By: Chad Bray, Dow Jones Newswires

This appeared on smartmoney.com, see full story

Disgraced financier Bernard L. Madoff on Thursday publicly admitted to running a massive, decades-long Ponzi scheme that bilked investors out of billions of dollars, saying he was ashamed and acknowledging that he deeply hurt many people.

At a packed hearing in U.S. District Court in Manhattan on Thursday, Madoff pleaded guilty to 11 criminal charges, including securities fraud, wire fraud, mail fraud, money laundering and making a false filing with the U.S. Securities & Exchange Commission.

Dressed in a charcoal-gray suit, Madoff said he ran a Ponzi scheme for many years in his firm’s investment advisory business and that he never invested client funds as promised.

Madoff, 70 years old, said he felt compelled to meet clients’ expectations for returns that outpaced the market and thought the scheme would end shortly. Madoff said he started the scheme during a recession, which was difficult for investing in stocks.

“I never invested funds in securities as promised,” Madoff said.

Madoff will likely spend the rest of his life in prison. The charges carry of a maximum of 150 years in prison. Sentencing is set for June 16.

Following the plea, U.S. District Judge Denny Chin, who is presiding, ordered that Madoff’s bail be revoked and he be jailed pending sentencing.

Applause briefly broke out, before the judge asked the audience, which included some victims, to quiet down.

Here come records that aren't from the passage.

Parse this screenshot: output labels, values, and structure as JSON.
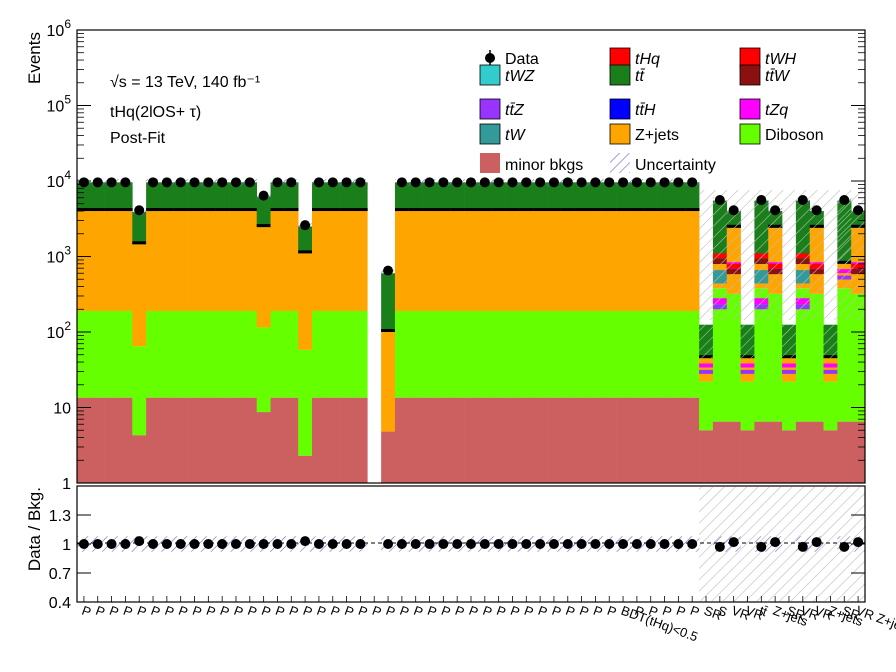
{
  "chart_data": {
    "type": "bar",
    "stacked": true,
    "ylabel_top": "Events",
    "ylabel_bottom": "Data / Bkg.",
    "y_scale_top": "log",
    "ylim_top": [
      1,
      1000000
    ],
    "ylim_bottom": [
      0.4,
      1.6
    ],
    "y_ticks_top": [
      "1",
      "10",
      "10^2",
      "10^3",
      "10^4",
      "10^5",
      "10^6"
    ],
    "y_ticks_bottom": [
      "0.4",
      "0.7",
      "1",
      "1.3"
    ],
    "annotations": [
      "√s = 13 TeV, 140 fb⁻¹",
      "tHq(2lOS+ τ)",
      "Post-Fit"
    ],
    "legend_position": "top-right",
    "legend": [
      {
        "name": "Data",
        "kind": "marker",
        "color": "#000000"
      },
      {
        "name": "tHq",
        "kind": "box",
        "color": "#ff0000"
      },
      {
        "name": "tWH",
        "kind": "box",
        "color": "#ff0000"
      },
      {
        "name": "tWZ",
        "kind": "box",
        "color": "#33cccc"
      },
      {
        "name": "tt̄",
        "kind": "box",
        "color": "#1a7f1a"
      },
      {
        "name": "tt̄W",
        "kind": "box",
        "color": "#8b1010"
      },
      {
        "name": "tt̄Z",
        "kind": "box",
        "color": "#9933ff"
      },
      {
        "name": "tt̄H",
        "kind": "box",
        "color": "#0000ff"
      },
      {
        "name": "tZq",
        "kind": "box",
        "color": "#ff00ff"
      },
      {
        "name": "tW",
        "kind": "box",
        "color": "#339999"
      },
      {
        "name": "Z+jets",
        "kind": "box",
        "color": "#ffa500"
      },
      {
        "name": "Diboson",
        "kind": "box",
        "color": "#66ff00"
      },
      {
        "name": "minor bkgs",
        "kind": "box",
        "color": "#cc6060"
      },
      {
        "name": "Uncertainty",
        "kind": "hatch",
        "color": "#5555cc"
      }
    ],
    "series_colors": {
      "minor_bkgs": "#cc6060",
      "diboson": "#66ff00",
      "zjets": "#ffa500",
      "tw": "#339999",
      "tzq": "#ff00ff",
      "ttz": "#9933ff",
      "tth": "#0000ff",
      "ttw": "#8b1010",
      "tt": "#1a7f1a",
      "thq": "#ff0000"
    },
    "bins": [
      {
        "label": "P",
        "minor": 13.5,
        "dib": 190,
        "zj": 4000,
        "tt": 9600,
        "data": 9600,
        "ratio": 1.0
      },
      {
        "label": "P",
        "minor": 13.5,
        "dib": 190,
        "zj": 4000,
        "tt": 9600,
        "data": 9600,
        "ratio": 1.0
      },
      {
        "label": "P",
        "minor": 13.5,
        "dib": 190,
        "zj": 4000,
        "tt": 9600,
        "data": 9600,
        "ratio": 1.0
      },
      {
        "label": "P",
        "minor": 13.5,
        "dib": 190,
        "zj": 4000,
        "tt": 9600,
        "data": 9600,
        "ratio": 1.0
      },
      {
        "label": "P",
        "minor": 4.3,
        "dib": 65,
        "zj": 1450,
        "tt": 3900,
        "data": 4100,
        "ratio": 1.03
      },
      {
        "label": "P",
        "minor": 13.5,
        "dib": 190,
        "zj": 4000,
        "tt": 9600,
        "data": 9600,
        "ratio": 1.0
      },
      {
        "label": "P",
        "minor": 13.5,
        "dib": 190,
        "zj": 4000,
        "tt": 9600,
        "data": 9600,
        "ratio": 1.0
      },
      {
        "label": "P",
        "minor": 13.5,
        "dib": 190,
        "zj": 4000,
        "tt": 9600,
        "data": 9600,
        "ratio": 1.0
      },
      {
        "label": "P",
        "minor": 13.5,
        "dib": 190,
        "zj": 4000,
        "tt": 9600,
        "data": 9600,
        "ratio": 1.0
      },
      {
        "label": "P",
        "minor": 13.5,
        "dib": 190,
        "zj": 4000,
        "tt": 9600,
        "data": 9600,
        "ratio": 1.0
      },
      {
        "label": "P",
        "minor": 13.5,
        "dib": 190,
        "zj": 4000,
        "tt": 9600,
        "data": 9600,
        "ratio": 1.0
      },
      {
        "label": "P",
        "minor": 13.5,
        "dib": 190,
        "zj": 4000,
        "tt": 9600,
        "data": 9600,
        "ratio": 1.0
      },
      {
        "label": "P",
        "minor": 13.5,
        "dib": 190,
        "zj": 4000,
        "tt": 9600,
        "data": 9600,
        "ratio": 1.0
      },
      {
        "label": "P",
        "minor": 8.7,
        "dib": 115,
        "zj": 2450,
        "tt": 6200,
        "data": 6400,
        "ratio": 1.0
      },
      {
        "label": "P",
        "minor": 13.5,
        "dib": 190,
        "zj": 4000,
        "tt": 9600,
        "data": 9600,
        "ratio": 1.0
      },
      {
        "label": "P",
        "minor": 13.5,
        "dib": 190,
        "zj": 4000,
        "tt": 9600,
        "data": 9600,
        "ratio": 1.0
      },
      {
        "label": "P",
        "minor": 2.3,
        "dib": 58,
        "zj": 1100,
        "tt": 2500,
        "data": 2600,
        "ratio": 1.03
      },
      {
        "label": "P",
        "minor": 13.5,
        "dib": 190,
        "zj": 4000,
        "tt": 9600,
        "data": 9600,
        "ratio": 1.0
      },
      {
        "label": "P",
        "minor": 13.5,
        "dib": 190,
        "zj": 4000,
        "tt": 9600,
        "data": 9600,
        "ratio": 1.0
      },
      {
        "label": "P",
        "minor": 13.5,
        "dib": 190,
        "zj": 4000,
        "tt": 9600,
        "data": 9600,
        "ratio": 1.0
      },
      {
        "label": "P",
        "minor": 13.5,
        "dib": 190,
        "zj": 4000,
        "tt": 9600,
        "data": 9600,
        "ratio": 1.0
      },
      {
        "label": "P",
        "minor": 0,
        "dib": 0,
        "zj": 0,
        "tt": 0,
        "data": null,
        "ratio": null
      },
      {
        "label": "P",
        "minor": 4.8,
        "dib": 4.8,
        "zj": 100,
        "tt": 600,
        "data": 650,
        "ratio": 1.0
      },
      {
        "label": "P",
        "minor": 13.5,
        "dib": 190,
        "zj": 4000,
        "tt": 9600,
        "data": 9600,
        "ratio": 1.0
      },
      {
        "label": "P",
        "minor": 13.5,
        "dib": 190,
        "zj": 4000,
        "tt": 9600,
        "data": 9600,
        "ratio": 1.0
      },
      {
        "label": "P",
        "minor": 13.5,
        "dib": 190,
        "zj": 4000,
        "tt": 9600,
        "data": 9600,
        "ratio": 1.0
      },
      {
        "label": "P",
        "minor": 13.5,
        "dib": 190,
        "zj": 4000,
        "tt": 9600,
        "data": 9600,
        "ratio": 1.0
      },
      {
        "label": "P",
        "minor": 13.5,
        "dib": 190,
        "zj": 4000,
        "tt": 9600,
        "data": 9600,
        "ratio": 1.0
      },
      {
        "label": "P",
        "minor": 13.5,
        "dib": 190,
        "zj": 4000,
        "tt": 9600,
        "data": 9600,
        "ratio": 1.0
      },
      {
        "label": "P",
        "minor": 13.5,
        "dib": 190,
        "zj": 4000,
        "tt": 9600,
        "data": 9600,
        "ratio": 1.0
      },
      {
        "label": "P",
        "minor": 13.5,
        "dib": 190,
        "zj": 4000,
        "tt": 9600,
        "data": 9600,
        "ratio": 1.0
      },
      {
        "label": "P",
        "minor": 13.5,
        "dib": 190,
        "zj": 4000,
        "tt": 9600,
        "data": 9600,
        "ratio": 1.0
      },
      {
        "label": "P",
        "minor": 13.5,
        "dib": 190,
        "zj": 4000,
        "tt": 9600,
        "data": 9600,
        "ratio": 1.0
      },
      {
        "label": "P",
        "minor": 13.5,
        "dib": 190,
        "zj": 4000,
        "tt": 9600,
        "data": 9600,
        "ratio": 1.0
      },
      {
        "label": "P",
        "minor": 13.5,
        "dib": 190,
        "zj": 4000,
        "tt": 9600,
        "data": 9600,
        "ratio": 1.0
      },
      {
        "label": "P",
        "minor": 13.5,
        "dib": 190,
        "zj": 4000,
        "tt": 9600,
        "data": 9600,
        "ratio": 1.0
      },
      {
        "label": "P",
        "minor": 13.5,
        "dib": 190,
        "zj": 4000,
        "tt": 9600,
        "data": 9600,
        "ratio": 1.0
      },
      {
        "label": "P",
        "minor": 13.5,
        "dib": 190,
        "zj": 4000,
        "tt": 9600,
        "data": 9600,
        "ratio": 1.0
      },
      {
        "label": "P",
        "minor": 13.5,
        "dib": 190,
        "zj": 4000,
        "tt": 9600,
        "data": 9600,
        "ratio": 1.0
      },
      {
        "label": "BDT(tHq)<0.5",
        "minor": 13.5,
        "dib": 190,
        "zj": 4000,
        "tt": 9600,
        "data": 9600,
        "ratio": 1.0
      },
      {
        "label": "P",
        "minor": 13.5,
        "dib": 190,
        "zj": 4000,
        "tt": 9600,
        "data": 9600,
        "ratio": 1.0
      },
      {
        "label": "P",
        "minor": 13.5,
        "dib": 190,
        "zj": 4000,
        "tt": 9600,
        "data": 9600,
        "ratio": 1.0
      },
      {
        "label": "P",
        "minor": 13.5,
        "dib": 190,
        "zj": 4000,
        "tt": 9600,
        "data": 9600,
        "ratio": 1.0
      },
      {
        "label": "P",
        "minor": 13.5,
        "dib": 190,
        "zj": 4000,
        "tt": 9600,
        "data": 9600,
        "ratio": 1.0
      },
      {
        "label": "P",
        "minor": 13.5,
        "dib": 190,
        "zj": 4000,
        "tt": 9600,
        "data": 9600,
        "ratio": 1.0
      },
      {
        "label": "SR",
        "minor": 5,
        "dib": 22,
        "zj": 45,
        "tt": 125,
        "data": null,
        "ratio": null
      },
      {
        "label": "S",
        "minor": 6.5,
        "dib": 380,
        "zj": 800,
        "tt": 5500,
        "data": 5600,
        "ratio": 0.97
      },
      {
        "label": "VR",
        "minor": 6.5,
        "dib": 320,
        "zj": 2400,
        "tt": 4000,
        "data": 4100,
        "ratio": 1.02
      },
      {
        "label": "VR",
        "minor": 5,
        "dib": 22,
        "zj": 45,
        "tt": 125,
        "data": null,
        "ratio": null
      },
      {
        "label": "tt̄",
        "minor": 6.5,
        "dib": 380,
        "zj": 800,
        "tt": 5500,
        "data": 5600,
        "ratio": 0.97
      },
      {
        "label": "Z+jets",
        "minor": 6.5,
        "dib": 320,
        "zj": 2400,
        "tt": 4000,
        "data": 4100,
        "ratio": 1.02
      },
      {
        "label": "SR",
        "minor": 5,
        "dib": 22,
        "zj": 45,
        "tt": 125,
        "data": null,
        "ratio": null
      },
      {
        "label": "VR",
        "minor": 6.5,
        "dib": 380,
        "zj": 800,
        "tt": 5500,
        "data": 5600,
        "ratio": 0.97
      },
      {
        "label": "VR",
        "minor": 6.5,
        "dib": 320,
        "zj": 2400,
        "tt": 4000,
        "data": 4100,
        "ratio": 1.02
      },
      {
        "label": "Z+jets",
        "minor": 5,
        "dib": 22,
        "zj": 45,
        "tt": 125,
        "data": null,
        "ratio": null
      },
      {
        "label": "SR",
        "minor": 6.5,
        "dib": 380,
        "zj": 800,
        "tt": 5500,
        "data": 5600,
        "ratio": 0.97
      },
      {
        "label": "VR Z+jets",
        "minor": 6.5,
        "dib": 320,
        "zj": 2400,
        "tt": 4000,
        "data": 4100,
        "ratio": 1.02
      }
    ]
  }
}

Madoff, a former chairman of the Nasdaq Stock Market, has been free on a $10 million personal recognizance bond since shortly after his arrest on Dec. 11. He has been confined to his Upper East Side apartment on 24-hour home detention and a private security company monitors the apartment’s entrances.

During his plea, Madoff said his firm’s proprietary trading and market-making operations, as well as its U.K. business, London-based Madoff Securities International Ltd., were legitimate.

The case has been closely watched. Scores of members of the media and some victims crammed into the main federal courthouse in lower Manhattan. The courtroom itself only held about 100 people, but two overflow rooms were set up in the courthouse with live video feeds of the hearing.

Helicopters and other media vehicles, carrying live video feeds, followed Madoff’s trip from his apartment to the courthouse in the pre-dawn hours on Thursday. More than a dozen television trucks were parked outside the courthouse and dozens of photographers waited outside in hopes of getting one last shot of Madoff as he entered or left the building.

Prosecutors had alleged Madoff defrauded charities, hedge funds, trusts and other investors in a massive fraud that dated back to the early 1980s.